Chapter 28- Business finance Flashcards
Why would a business require finance?
1- Start-up capital
2- Working capital
3- Expansion
4- Research
What is the difference between capital expenditure and revenue expenditure?
Capital expenditure is money spent on an asset that would last more than 1 year.
Revenue expenditure is money spent on day to day expenses.
How much working capital is needed?
- Not enough working capital would make the business illiquid.
- Too much working capital is a disadvantage (opportunity cost of money being tied up in inventories or kept in bank)
- So it depends on the working capital cycle.

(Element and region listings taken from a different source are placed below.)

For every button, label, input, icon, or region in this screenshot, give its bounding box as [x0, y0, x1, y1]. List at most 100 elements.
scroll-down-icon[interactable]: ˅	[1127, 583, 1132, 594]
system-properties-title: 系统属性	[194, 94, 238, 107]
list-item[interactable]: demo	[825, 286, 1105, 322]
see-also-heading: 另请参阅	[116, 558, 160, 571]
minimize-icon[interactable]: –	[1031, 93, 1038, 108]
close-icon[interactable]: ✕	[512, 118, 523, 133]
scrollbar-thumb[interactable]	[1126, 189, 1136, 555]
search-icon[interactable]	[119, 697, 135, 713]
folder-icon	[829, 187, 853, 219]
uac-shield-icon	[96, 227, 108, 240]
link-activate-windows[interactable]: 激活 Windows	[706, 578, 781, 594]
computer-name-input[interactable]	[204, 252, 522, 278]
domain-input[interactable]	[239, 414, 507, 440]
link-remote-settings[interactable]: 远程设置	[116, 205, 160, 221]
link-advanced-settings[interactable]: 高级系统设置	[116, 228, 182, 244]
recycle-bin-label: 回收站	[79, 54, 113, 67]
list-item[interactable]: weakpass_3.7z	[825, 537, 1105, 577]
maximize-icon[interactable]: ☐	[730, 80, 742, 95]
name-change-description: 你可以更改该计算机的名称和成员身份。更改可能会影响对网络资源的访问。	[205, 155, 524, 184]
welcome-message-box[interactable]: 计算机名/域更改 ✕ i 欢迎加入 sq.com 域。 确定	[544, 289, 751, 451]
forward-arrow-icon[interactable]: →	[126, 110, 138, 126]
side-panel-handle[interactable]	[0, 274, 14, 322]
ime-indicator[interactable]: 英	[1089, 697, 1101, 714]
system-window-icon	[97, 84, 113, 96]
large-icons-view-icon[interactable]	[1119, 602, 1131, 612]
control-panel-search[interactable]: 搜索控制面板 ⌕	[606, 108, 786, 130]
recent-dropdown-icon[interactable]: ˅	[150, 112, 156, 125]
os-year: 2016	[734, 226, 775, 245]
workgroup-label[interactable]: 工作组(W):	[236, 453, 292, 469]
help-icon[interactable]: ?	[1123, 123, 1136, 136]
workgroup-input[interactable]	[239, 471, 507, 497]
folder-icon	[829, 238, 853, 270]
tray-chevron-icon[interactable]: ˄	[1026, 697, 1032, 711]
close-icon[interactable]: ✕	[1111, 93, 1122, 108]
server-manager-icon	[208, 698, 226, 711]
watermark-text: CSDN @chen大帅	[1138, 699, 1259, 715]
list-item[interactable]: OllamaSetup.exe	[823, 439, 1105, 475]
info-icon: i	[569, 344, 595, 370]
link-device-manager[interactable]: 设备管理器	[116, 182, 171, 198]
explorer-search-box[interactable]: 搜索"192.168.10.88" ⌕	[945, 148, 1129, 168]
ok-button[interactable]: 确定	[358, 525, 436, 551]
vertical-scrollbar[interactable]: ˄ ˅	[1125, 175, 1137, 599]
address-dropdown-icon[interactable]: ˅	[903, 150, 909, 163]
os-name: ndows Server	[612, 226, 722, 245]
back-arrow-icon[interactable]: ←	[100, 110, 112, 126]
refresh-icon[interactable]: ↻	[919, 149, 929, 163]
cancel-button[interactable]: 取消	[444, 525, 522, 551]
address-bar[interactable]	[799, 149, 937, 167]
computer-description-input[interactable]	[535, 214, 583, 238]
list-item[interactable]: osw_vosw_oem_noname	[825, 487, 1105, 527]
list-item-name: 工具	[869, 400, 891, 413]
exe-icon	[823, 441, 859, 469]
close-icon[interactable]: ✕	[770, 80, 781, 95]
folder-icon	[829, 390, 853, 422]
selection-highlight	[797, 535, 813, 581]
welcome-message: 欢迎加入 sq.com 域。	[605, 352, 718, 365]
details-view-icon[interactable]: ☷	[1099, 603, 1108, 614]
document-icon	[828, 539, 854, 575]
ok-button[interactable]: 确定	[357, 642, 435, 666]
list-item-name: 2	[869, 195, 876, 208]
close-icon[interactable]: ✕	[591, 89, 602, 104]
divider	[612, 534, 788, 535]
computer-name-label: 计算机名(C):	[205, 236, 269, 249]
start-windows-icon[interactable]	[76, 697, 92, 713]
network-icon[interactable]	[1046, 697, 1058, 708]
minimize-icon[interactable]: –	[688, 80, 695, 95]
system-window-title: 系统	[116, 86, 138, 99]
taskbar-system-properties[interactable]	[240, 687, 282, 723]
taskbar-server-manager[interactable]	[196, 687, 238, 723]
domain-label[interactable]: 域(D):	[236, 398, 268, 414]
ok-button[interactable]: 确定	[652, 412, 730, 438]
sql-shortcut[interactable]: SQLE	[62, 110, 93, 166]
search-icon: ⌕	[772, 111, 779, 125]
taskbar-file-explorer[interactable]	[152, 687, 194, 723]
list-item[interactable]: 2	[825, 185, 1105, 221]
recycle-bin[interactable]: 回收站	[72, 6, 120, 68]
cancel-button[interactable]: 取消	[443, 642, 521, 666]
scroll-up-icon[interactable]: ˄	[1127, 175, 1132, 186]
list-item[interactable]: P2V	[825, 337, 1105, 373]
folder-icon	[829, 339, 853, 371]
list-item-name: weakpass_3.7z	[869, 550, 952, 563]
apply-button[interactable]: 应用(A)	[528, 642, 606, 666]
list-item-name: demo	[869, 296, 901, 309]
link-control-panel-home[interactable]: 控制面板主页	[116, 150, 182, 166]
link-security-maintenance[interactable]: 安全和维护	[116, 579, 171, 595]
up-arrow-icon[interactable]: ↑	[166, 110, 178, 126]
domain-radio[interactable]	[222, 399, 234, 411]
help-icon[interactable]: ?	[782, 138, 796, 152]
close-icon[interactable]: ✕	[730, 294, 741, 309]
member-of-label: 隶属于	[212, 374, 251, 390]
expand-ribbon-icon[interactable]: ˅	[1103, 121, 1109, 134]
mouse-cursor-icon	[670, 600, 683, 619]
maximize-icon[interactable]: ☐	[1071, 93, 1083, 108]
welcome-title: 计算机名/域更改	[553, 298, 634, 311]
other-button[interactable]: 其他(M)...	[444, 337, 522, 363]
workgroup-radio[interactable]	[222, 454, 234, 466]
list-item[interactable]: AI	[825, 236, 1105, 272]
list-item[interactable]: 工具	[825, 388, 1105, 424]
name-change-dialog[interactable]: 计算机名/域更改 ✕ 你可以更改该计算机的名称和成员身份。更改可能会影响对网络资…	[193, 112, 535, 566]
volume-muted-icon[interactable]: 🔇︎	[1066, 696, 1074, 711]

The longer the time between buying materials and getting payments, the more working capital will be needed.
Difference between liquidity and liquidation?
Liquidity is the ability of the firm to pay it’s short term debts.
Liquidation is when a firm ceases trading and sells all its assets to pay it’s debts.
What are the internal sources of finance?
- Retained profits
- Selling an asset
- Reductions in working capital
- Owner’s savings
Advantages of internal sources of finance?
No finance costs.
No debts increased.
No ownership lost.
Disadvantages of internal sources of finance?
- Not available for all businesses (new or lossmaking businesses)
- It can slow down business growth.
What are the three types of external finance?
Short term (less than 1 year) Medium term (2-4 years) Long term (more than 5 years)
What is bank overdraft?
When bank agrees to let you borrow money up to an agreed limit when required.
+It is flexible
-interest rates are high.
-bank can “call in” the overdraft and demand payment.
What is debt factoring?
When you sell your claims over trade receivables to a debt factor (third party) for immediate cash.
Only a proportion of the debt will be paid.
What is trade credit?
When you delay payments to suppliers to obtain finance. discounts or relationships with suppliers may be lost.
What is hire purchase?
When a firm purchases an asset and agrees to pay back in installments. The asset belongs to the firm.
+This avoids making a large initial cash payment.
-it is expensive
What is leasing?
When a firm rents out an asset. The asset belongs to the leasing company.
+firm doesn’t need to purchase
+leasing company will repair and update the equipment.
-it is expensive.
What are long term bank loans?
Loans that dont have to be paid for atleast one year.
- interest rates are high
- collateral (security)
What are long term bonds or debentures?
Bonds issued by companies to raise debt finance. mostly they have a fixed rate of interest. They are usually not secured.